State denied effort to foster discrimination

State denied effort to foster discrimination

State denied effort to foster discrimination

A pro-family attorney is encouraged that a Catholic couple has won the first round in their fight against Massachusetts' policy against religious foster care parents.

In a state where the foster system is so overburdened that children are housed in hospitals for weeks on end, Mike and Kitty Burke (pictured above) applied to become foster parents.

After completing and passing all the required training, interviews, and home study "with flying colors," they were ready to take in a child. But because they are devout Catholics who would not agree to encourage a child's homosexual or transgender lifestyle, the state refused to place any children with them. So, they filed suit.

Whiting, Sam (MFI) Whiting

"The state basically said, 'We don't think this is a religious liberty violation. We think that these claims should be thrown out,'" relays Sam Whiting of the Massachusetts Family Institute. "The judge rejected those claims and issued a decision saying that those claims were not going to be dismissed, that the case could proceed."

As Whiting points out, the U.S. Constitution protects religious freedom.

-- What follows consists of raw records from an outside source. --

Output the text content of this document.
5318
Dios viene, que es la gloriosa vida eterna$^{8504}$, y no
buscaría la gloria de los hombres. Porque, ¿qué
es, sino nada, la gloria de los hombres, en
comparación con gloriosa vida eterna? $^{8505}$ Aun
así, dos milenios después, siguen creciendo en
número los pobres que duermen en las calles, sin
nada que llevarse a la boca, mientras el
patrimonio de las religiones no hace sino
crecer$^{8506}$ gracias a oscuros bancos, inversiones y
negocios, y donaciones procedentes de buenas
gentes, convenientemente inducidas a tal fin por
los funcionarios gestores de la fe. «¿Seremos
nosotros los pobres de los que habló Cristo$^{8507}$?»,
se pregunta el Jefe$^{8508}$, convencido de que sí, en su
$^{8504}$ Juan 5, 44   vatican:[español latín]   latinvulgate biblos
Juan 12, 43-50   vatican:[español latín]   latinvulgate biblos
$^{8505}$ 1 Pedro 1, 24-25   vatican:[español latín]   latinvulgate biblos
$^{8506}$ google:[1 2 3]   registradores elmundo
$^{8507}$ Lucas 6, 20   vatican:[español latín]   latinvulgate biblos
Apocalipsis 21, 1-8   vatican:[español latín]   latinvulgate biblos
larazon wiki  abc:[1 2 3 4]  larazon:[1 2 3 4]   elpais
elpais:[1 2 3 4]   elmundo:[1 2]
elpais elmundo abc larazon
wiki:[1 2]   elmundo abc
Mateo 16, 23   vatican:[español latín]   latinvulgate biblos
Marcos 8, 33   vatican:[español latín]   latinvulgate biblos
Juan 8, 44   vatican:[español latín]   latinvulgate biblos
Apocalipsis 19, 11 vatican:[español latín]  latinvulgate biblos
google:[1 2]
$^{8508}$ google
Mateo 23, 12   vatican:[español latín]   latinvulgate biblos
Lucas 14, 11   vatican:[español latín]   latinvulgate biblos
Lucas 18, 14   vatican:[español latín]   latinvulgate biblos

"The state … had given the Burkes an ultimatum: they could either choose to renounce their faith and become foster parents, or they could keep to their faith but not be able to parent children," the family advocate submits. "That's just not an acceptable decision to pose to people under our Constitution."

Though the Burkes have not been guaranteed a win in the case, should it go to trial, Whiting says this is certainly a positive sign.